A chromogenic substrate was added, and the molecular weight of each band detected was evaluated. FIG. 5 shows the results, where a band of about 130 kDa was detected, which was determined to correspond to full-length hTLR7.

Experiment 5: Detection of Soluble TLR7 Through ELISA

By using the ELISA system established in Experiment 3, serum or plasma derived from human peripheral blood was analyzed to examine the relation to diseases. Specifically, TLR7 was quantified for serum or plasma derived from peripheral blood collected from a systemic lupus erythematosus (SLE), dermatomyositis (DM), polymyositis (PM), systemic scleroderma (SSc), or mixed connective tissue disease (MCTD) patient, or a healthy individual (Healthy).

FIG. 6 shows the analysis results, where clear significant difference was found for the samples derived from systemic lupus erythematosus (SLE) and dermatomyositis (DM) patients to the samples derived from healthy individuals (***). In addition, significant difference was found for the samples derived from polymyositis (PM), systemic scleroderma (SSc), and mixed connective tissue disease (MCTD) patients to the samples derived from healthy individuals (*). For example, an ROC curve was drawn with the result for the group of patients with systemic lupus erythematosus, and compared with the result for the samples derived from healthy individuals to determine a concentration with the highest Youden index, and the concentration was found to be 1327 pg/ml. For example, samples can be analyzed with this numerical value set as a threshold.

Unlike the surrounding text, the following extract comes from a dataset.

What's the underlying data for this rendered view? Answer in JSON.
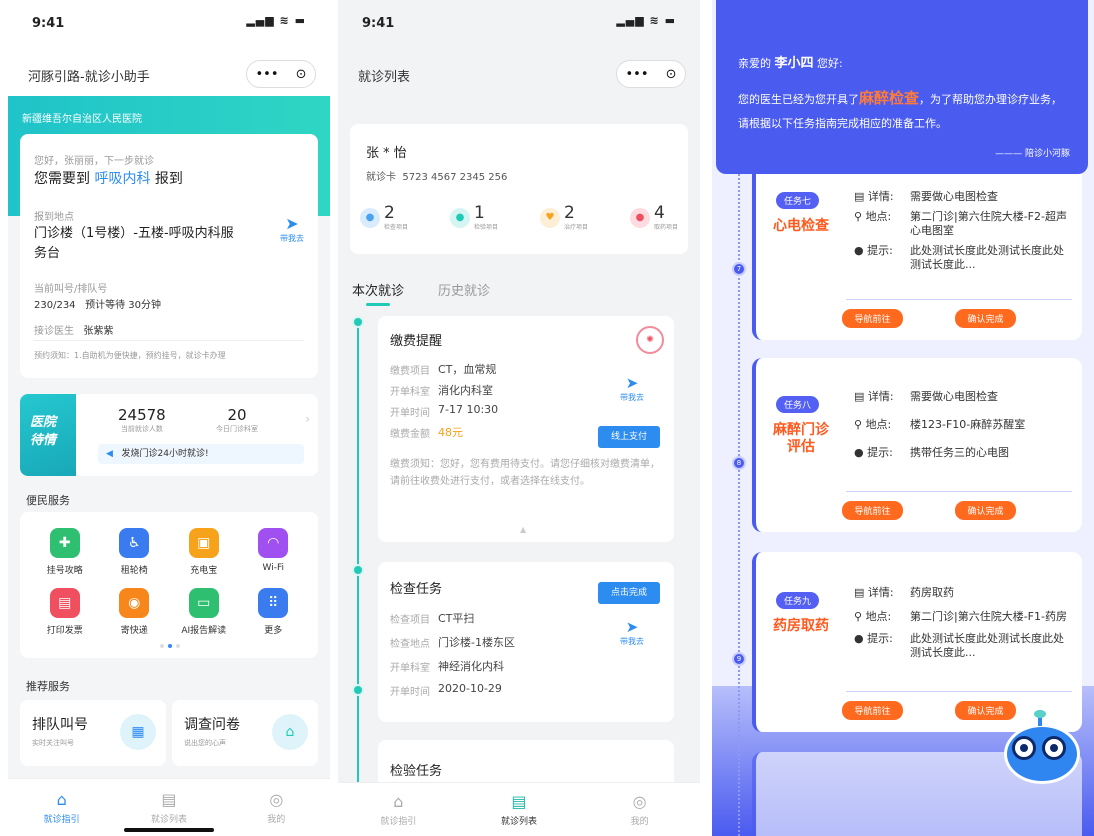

These results demonstrate that soluble TLR7 is useful as a marker indicating pathological condition of autoimmune diseases, and detection of TLR7 with the present invention before administration of an antibody against TLR7 is usefully applicable to diagnosis and treatment of autoimmune diseases.

INDUSTRIAL APPLICABILITY

Anti-human TLR7 antibodies were established, and an assay system capable of detecting soluble TLR7 was constructed. Analysis of human serum gave a result that soluble TLR7 was detected in the serum. Moreover, it was revealed that significant difference in the level of soluble TLR7 is present between serum derived from healthy individuals and that derived from autoimmune disease patients. Results obtained by using the detection system are considered to be useful as an index indicating the state of pathological condition in such diseases that TLR7 is involved in pathological condition.

Claims

1. A method for analyzing a human-derived body fluid sample, comprising:

detecting human TLR7 in a sample from a test subject by using an anti-human TLR7 antibody; and

comparing a detection result on the sample from the test subject with a detection result on a sample derived from a healthy individual.

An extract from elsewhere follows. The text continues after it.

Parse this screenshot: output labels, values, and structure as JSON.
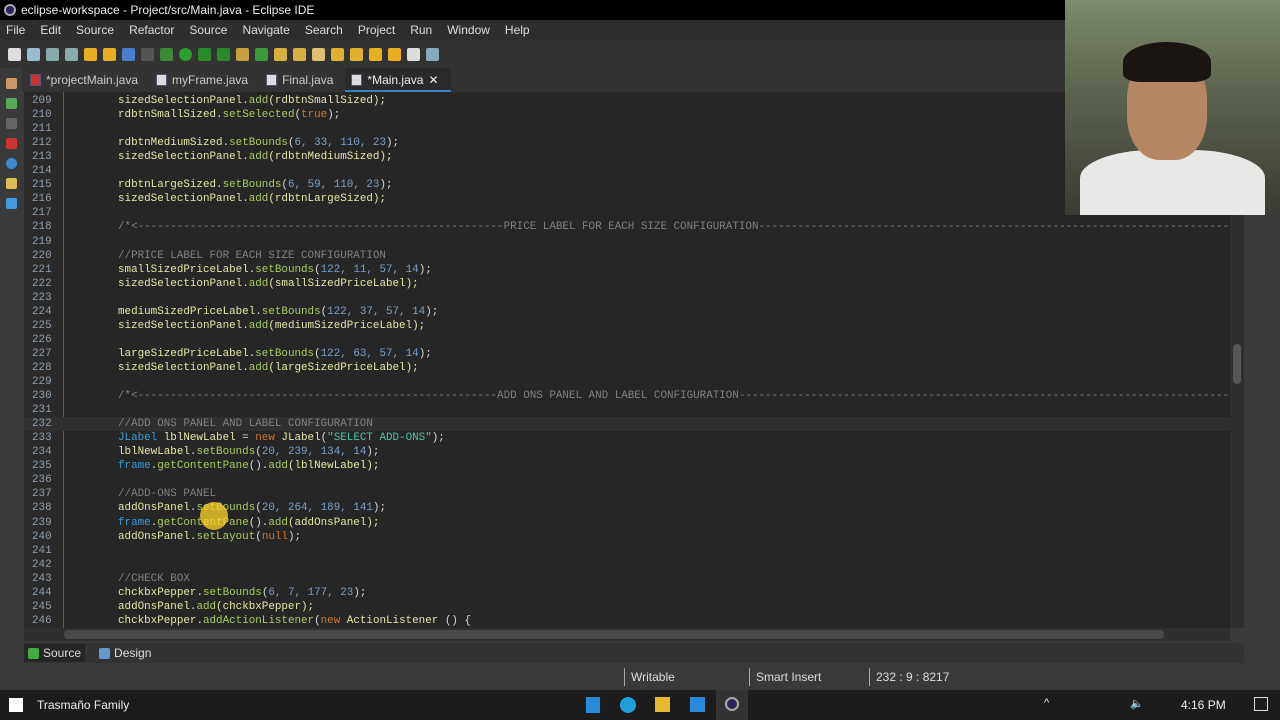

2. The method according to claim 1, wherein the human TLR7 is detected through enzyme immunoassay and/or immunoprecipitation.

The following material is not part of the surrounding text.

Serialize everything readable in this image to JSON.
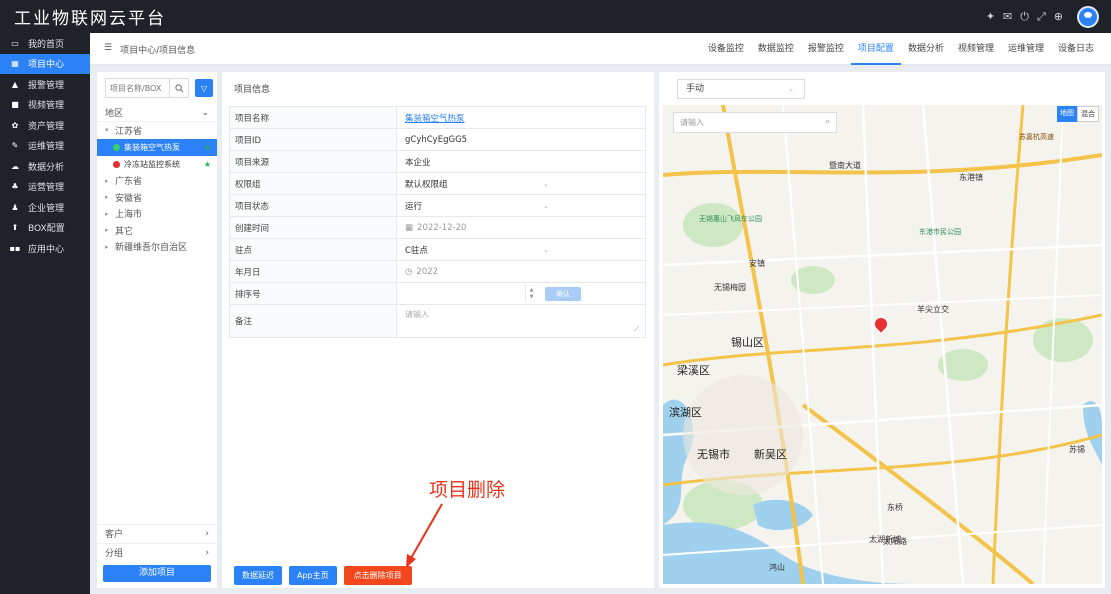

3. The method according to claim 1, wherein the human TLR7 in each of the samples is detected by using a plurality of anti-human TLR7 antibodies.

4. The method according to claim 1, wherein the sample is a sample derived from human body fluid.

5. The method according to claim 1, wherein the sample comprises human plasma and/or serum.

6. The method according to claim 1, wherein the test subject is a patient having an autoimmune disease or an individual suspected to have an autoimmune disease.

7. An agent for examining an autoimmune disease involving activation of TLR7, comprising an anti-human TLR7 antibody.

8. The agent according to claim 7, for analyzing a human-derived body fluid sample.

9. The agent according to claim 7, wherein the autoimmune disease is SLE.